Dans les pays de religion chrétienne, avant la période de privation du carême, dite période de jeûne et qui dure quarante jours, il est de coutume de faire la fête et de manger « gras ». D’où « Mardi gras », qui est le jour précédant le carême. Comme la fête rassemblait un grand nombre de personnes, il fallait confectionner des pâtisseries vite préparées et bon marché. Il s’agissait aussi d’utiliser les réserves de beurre, huile, œufs, avant les quarante jours de jeûne qui allaient suivre. D’où la tradition des beignets et également des gaufres et des crêpes.
Ingrédients
Outre la farine, les œufs, l’huile ou le beurre, la pâte à beignet peut comporter aussi, depuis le XVIIIᵉ siècle, de la bière selon les régions ou les recettes.
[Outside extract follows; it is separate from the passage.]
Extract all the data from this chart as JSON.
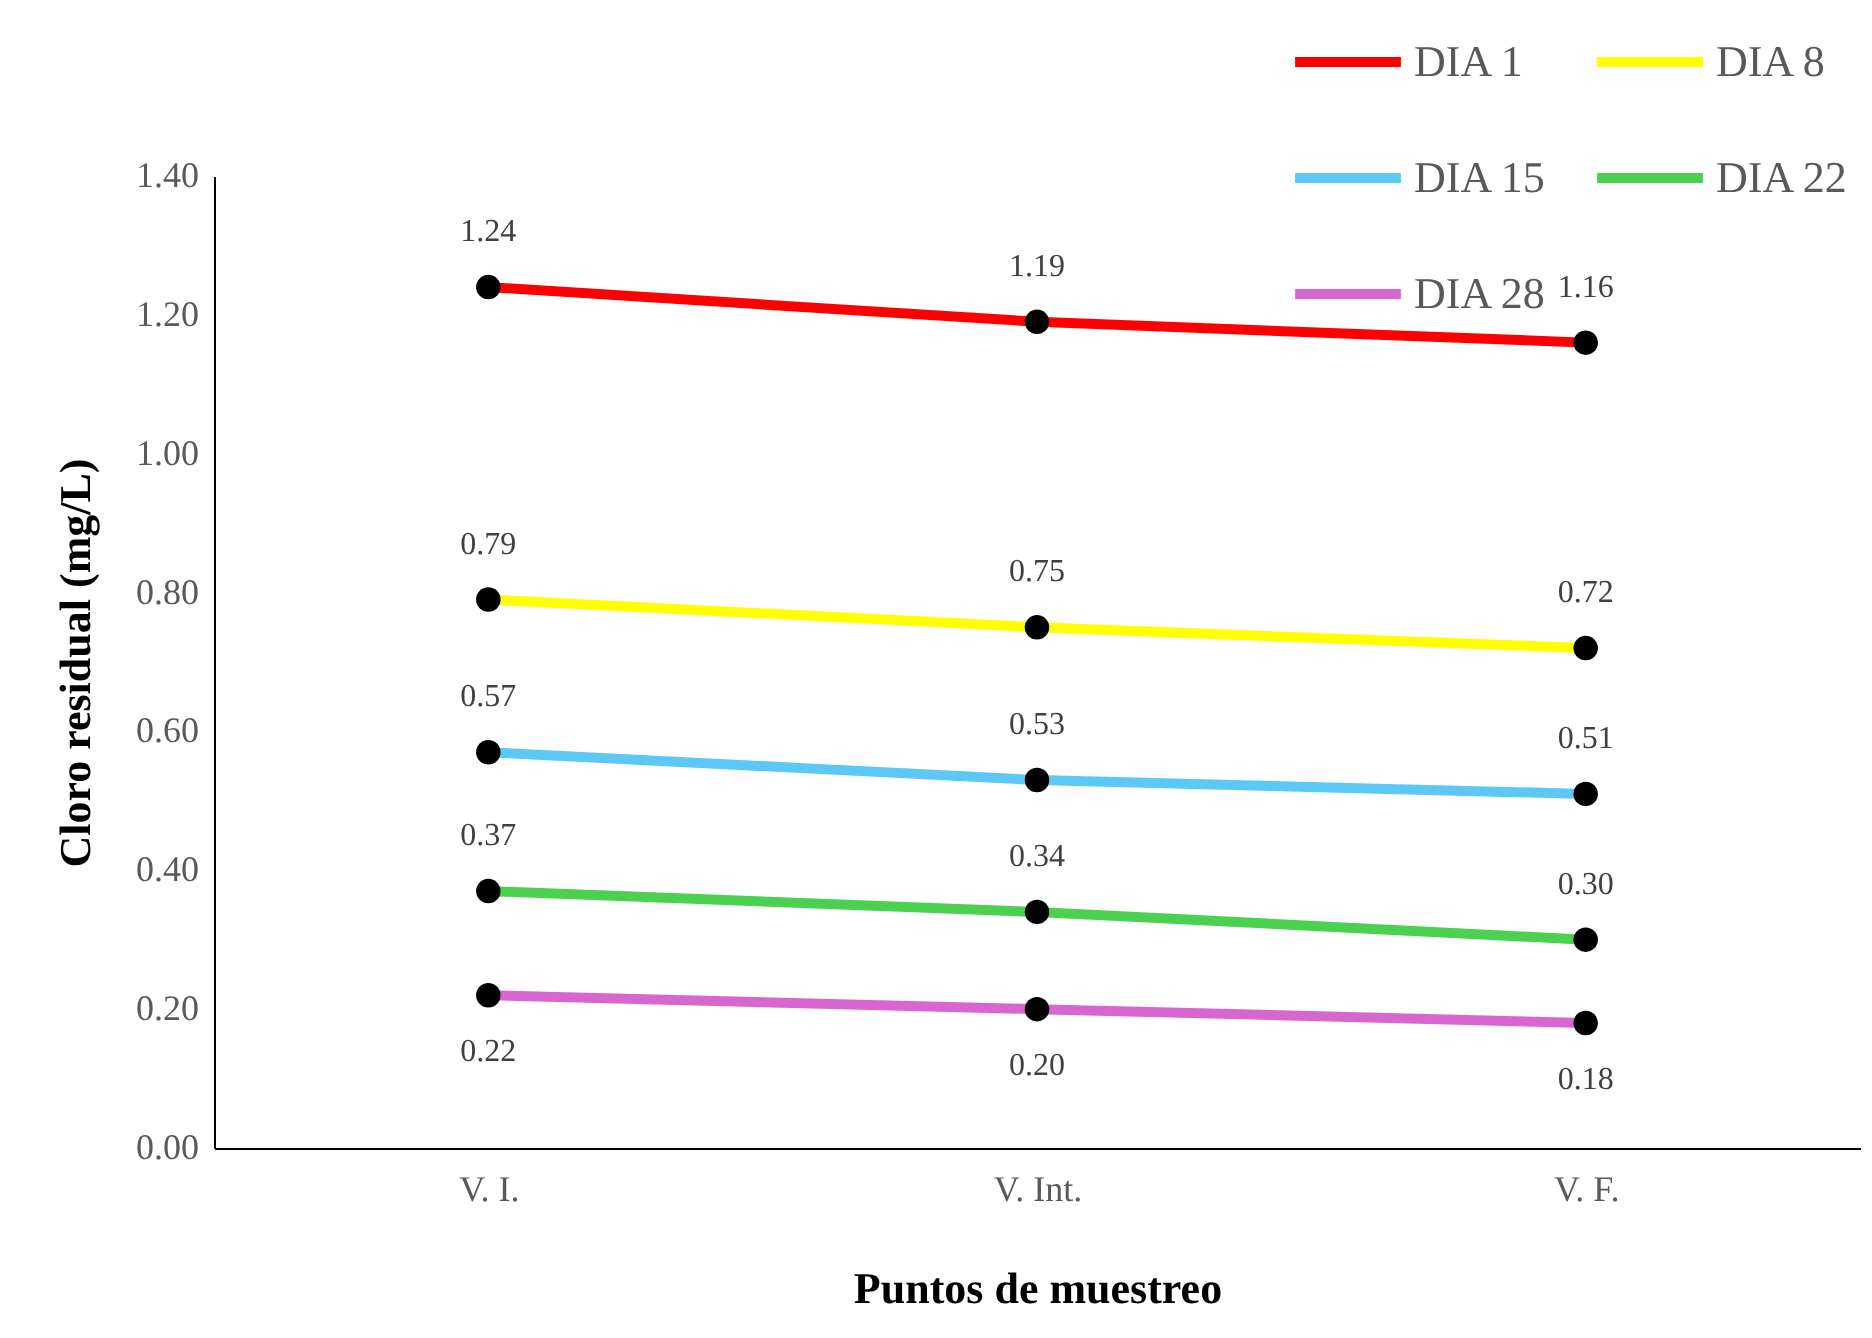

On peut utiliser pour leur confection des fleurs de violette, sureau, lys, fleur d’acacia, courge ou bourrache.
Les beignets peuvent être agrémentés de confiture (fraise, abricot) ou de pâte à tartiner au chocolat.
International
Dans le reste du monde francophone, le beignet emprunte plusieurs noms. Aux Antilles, c’est un beignet antillais. Au Canada francophone (au Québec et au Nouveau-Brunswick principalement), on dit « beigne » et ils ont la forme d’un anneau. On peut aussi trouver la variété « trou de beigne », qui est le bout de pâte retiré pour former le trou du beigne à l’ancienne. Aux États-Unis, en Louisiane, ils sont appelés « beignet cadien ». En Belgique francophone, ils sont appelés « croustillons ». En Suisse romande, « boule de Berlin », « merveilles » (proches des oreillettes).
Aux Pays-Bas, ils sont appelés « oliebol ». Au Portugal, « bola de Berlim », fourré à la crème d’œuf ou crème pâtissière. En Vallée d’Aoste, « merveilles » et dans le reste de l’Italie, « chiacchiere ». En Allemagne, le « Berliner Pfannkuchen », fourré de marmelade ou de différents types de crème. On retrouve cette pâtisserie en France sous l’appellation de « boule de Berlin ».
À Jersey, les merveilles sont les beignets traditionnels de cette île anglo-normande. À Madagascar, le « mofo tantely » est un beignet au miel.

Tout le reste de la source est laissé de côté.